Julio estranhou sua demora em começar a cortar, mas também nada disse. E assim ficaram por pelo menos trinta minutos até que, pela primeira vez naqueles vinte anos, Fábio entabulou uma conversa.
-Julio, pode se levantar, por favor.
-Ué, mas por quê?
-Prometi a minha esposa que o dia que desse algum problema com um corte de cabelo, eu fecharia a barbearia. E eu não quero parar de trabalhar.
-E o que tenho eu com isto? Onde me encaixo?
-Sempre me diz que não se lembra mais como explicar o corte que quer, estou mentindo?
-Não...
-Pois é... Também não lembro mais como cortar seu cabelo, então é melhor nem arriscar.

Um muito obrigado ao amigo Anselmo Coyote, que leu antes e corrigiu idéias.

Comentários

Anônimo disse…
... e M.C., escreve: Sobrinho dançou ! Granjaean entrou nu lugar dele ! Buááááááá ! Avicoles Oeufs Mous venceu a OGX... Cuméquié ? Coyote ? amguinho do Rubs Cascata ? Barbeiro de Sevilha é melhor... Fígaro, Figaro, Fígaro... Fíííííííí garo !
Anselmo Coyote disse…
Claro que sou amigo do Rubs. Até fiz uma musiquinha pra ele. É assim:

O Rubs é meu amigo
O Rubs é meu colega
Eu vou fazer com ele
O que o cavalo
Faz com a égua.

Aff... eu, o Coyote de las Minas Generales, amigo de roncôio. Era só o que me faltava.

Abs.
Marcelonso disse…
Groo,

Além do texto ser bom, me divirto com os comentários do Coyote...

abs a todos
Anônimo disse…
Grande texto, parabéns.
Al Unser Jr. disse…
Parabéns pelo texto!
Daniel Machado disse…
É, é dificil essa coisa de mudar de barbeiro né? Estou cortando o meu cabelo no mesmo já fazem 5 anos hehe.
Belo texto.
Sempre textos campeões. ótimo texto.
Abraços!
Anônimo disse…
amiguinho...

M.C.
Anônimo disse…
do Manélonso também... Nunca me diverti com os comentários do Coyote. Polititicamente Correto, já ! do Rubs Cascata, quando fica culto, já.
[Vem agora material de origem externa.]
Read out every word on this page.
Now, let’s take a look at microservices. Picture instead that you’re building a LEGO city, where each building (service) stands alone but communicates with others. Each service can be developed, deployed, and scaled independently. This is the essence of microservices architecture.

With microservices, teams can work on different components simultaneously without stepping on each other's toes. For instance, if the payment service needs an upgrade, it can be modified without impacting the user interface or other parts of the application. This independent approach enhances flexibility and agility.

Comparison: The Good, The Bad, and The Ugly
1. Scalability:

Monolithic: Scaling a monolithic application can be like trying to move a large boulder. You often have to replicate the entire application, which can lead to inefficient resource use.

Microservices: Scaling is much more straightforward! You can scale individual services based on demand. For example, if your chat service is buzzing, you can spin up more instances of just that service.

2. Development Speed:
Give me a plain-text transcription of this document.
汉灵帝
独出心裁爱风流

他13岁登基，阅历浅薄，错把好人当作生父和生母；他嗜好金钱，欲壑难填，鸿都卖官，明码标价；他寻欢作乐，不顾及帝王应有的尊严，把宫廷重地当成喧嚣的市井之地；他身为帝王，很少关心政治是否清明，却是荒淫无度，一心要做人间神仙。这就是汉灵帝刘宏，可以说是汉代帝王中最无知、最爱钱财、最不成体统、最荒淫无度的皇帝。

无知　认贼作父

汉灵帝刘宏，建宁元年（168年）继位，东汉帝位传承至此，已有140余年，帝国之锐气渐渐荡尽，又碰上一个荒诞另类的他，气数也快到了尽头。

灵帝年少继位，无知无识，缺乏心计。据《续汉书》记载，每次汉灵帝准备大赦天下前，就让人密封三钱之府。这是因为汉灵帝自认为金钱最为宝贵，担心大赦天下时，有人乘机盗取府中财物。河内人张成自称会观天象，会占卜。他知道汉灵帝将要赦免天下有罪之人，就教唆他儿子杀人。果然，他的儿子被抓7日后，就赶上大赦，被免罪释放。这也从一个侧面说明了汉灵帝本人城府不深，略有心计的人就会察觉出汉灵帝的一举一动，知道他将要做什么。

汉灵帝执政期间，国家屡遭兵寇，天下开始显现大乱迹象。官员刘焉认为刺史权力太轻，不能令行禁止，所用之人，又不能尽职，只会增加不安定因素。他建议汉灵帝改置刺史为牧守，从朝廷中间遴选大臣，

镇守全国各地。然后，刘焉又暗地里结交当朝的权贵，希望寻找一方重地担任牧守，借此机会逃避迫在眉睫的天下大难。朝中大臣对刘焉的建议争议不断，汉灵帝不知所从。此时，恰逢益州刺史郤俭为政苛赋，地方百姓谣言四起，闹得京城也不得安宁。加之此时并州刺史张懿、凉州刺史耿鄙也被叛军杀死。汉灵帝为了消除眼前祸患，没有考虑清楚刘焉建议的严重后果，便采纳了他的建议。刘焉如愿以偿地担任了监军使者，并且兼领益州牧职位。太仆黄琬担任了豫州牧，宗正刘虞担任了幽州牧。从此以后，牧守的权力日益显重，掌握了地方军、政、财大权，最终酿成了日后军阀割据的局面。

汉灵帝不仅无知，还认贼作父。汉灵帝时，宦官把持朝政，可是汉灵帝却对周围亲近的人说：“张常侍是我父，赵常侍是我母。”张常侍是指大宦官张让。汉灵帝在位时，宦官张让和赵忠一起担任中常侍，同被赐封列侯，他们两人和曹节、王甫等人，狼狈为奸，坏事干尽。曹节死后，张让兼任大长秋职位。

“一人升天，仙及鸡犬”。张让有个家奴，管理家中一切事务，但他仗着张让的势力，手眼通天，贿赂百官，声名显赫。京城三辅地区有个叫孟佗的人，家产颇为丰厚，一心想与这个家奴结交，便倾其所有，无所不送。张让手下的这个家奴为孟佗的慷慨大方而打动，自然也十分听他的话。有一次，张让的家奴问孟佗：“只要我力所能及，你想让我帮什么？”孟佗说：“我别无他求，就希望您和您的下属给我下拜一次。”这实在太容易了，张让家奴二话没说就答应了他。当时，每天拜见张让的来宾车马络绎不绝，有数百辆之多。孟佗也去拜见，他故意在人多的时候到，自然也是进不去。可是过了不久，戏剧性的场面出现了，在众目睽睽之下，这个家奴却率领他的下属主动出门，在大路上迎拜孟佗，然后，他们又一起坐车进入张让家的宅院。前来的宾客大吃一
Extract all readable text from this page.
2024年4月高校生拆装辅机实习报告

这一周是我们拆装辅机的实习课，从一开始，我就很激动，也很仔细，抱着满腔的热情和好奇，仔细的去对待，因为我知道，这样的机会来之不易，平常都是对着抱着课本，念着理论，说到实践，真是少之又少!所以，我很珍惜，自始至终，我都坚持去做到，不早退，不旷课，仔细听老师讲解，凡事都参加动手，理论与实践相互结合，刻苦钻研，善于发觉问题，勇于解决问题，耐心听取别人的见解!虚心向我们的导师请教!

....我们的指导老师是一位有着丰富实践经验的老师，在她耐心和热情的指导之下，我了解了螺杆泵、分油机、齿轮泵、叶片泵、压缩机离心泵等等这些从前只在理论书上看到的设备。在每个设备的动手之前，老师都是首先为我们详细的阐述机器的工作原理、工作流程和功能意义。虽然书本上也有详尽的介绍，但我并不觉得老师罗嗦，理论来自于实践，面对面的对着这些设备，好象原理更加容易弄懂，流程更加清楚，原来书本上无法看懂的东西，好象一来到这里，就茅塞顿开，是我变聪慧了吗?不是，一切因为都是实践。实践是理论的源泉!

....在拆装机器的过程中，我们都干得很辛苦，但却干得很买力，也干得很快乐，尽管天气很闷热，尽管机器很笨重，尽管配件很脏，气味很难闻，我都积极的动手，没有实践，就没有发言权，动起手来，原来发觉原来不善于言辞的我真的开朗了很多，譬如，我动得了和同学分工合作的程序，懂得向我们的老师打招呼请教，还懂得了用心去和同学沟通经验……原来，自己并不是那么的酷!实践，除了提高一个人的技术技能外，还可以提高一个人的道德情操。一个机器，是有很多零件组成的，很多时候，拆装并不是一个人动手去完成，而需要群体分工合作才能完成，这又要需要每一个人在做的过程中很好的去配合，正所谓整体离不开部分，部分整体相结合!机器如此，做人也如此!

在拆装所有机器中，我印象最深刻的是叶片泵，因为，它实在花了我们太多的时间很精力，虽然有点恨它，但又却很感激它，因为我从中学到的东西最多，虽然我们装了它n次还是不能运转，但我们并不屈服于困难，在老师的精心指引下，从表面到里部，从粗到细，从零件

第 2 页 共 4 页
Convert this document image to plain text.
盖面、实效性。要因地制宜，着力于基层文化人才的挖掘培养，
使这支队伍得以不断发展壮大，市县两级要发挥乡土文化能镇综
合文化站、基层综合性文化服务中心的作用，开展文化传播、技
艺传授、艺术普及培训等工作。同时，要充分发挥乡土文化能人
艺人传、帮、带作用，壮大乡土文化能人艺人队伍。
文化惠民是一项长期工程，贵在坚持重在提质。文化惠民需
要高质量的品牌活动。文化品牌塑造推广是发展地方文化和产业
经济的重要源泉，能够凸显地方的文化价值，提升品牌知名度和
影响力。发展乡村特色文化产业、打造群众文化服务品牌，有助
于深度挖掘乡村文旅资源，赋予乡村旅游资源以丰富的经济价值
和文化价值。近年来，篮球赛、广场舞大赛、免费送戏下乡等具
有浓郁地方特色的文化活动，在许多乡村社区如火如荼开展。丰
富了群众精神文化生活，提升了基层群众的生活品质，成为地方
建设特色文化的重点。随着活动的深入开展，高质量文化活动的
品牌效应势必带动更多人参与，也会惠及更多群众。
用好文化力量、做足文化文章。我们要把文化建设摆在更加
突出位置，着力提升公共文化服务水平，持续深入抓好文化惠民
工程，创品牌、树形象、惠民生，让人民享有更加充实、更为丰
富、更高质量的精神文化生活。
Se divertir com os comentártios do Coyote é coisa de amiguinho...
Rubs disse…
Ron Groo,
Parabéns.
Go'rgias de Leontinos viveu mais de cem: ensinava retórica.
David Gilmour nasceu em 46 e não esqueceu.
Jimmy Page, em 44; Eric Clapton, em 45; Ian Anderson, em 47 e BB King, em 1925. Nenhum deles esqueceu.
Helena Meirelles morreu sem esquecer.
A felicidade e' uma atividade psíquica segundo a excelência.
Abs.
Rubs disse…
Possuí um animal de sela alazão.
Podia cobrir, num dia, 7 léguas.
No meio da tropa, não cobria nenhuma égua:
Animal de fiança, era capado e rufião.
Carregava minha traia de comitiva, embornal e carote.
E atendia pelo garboso nome de Anselmo Coyote.
André Candreva disse…
Groo,

excelente texto... parabéns...

abs..
Net Esportes disse…
sensacional !!! hahahahh ... sem dúvida um dos melhores cabel.... ops barbeiros ... !!!!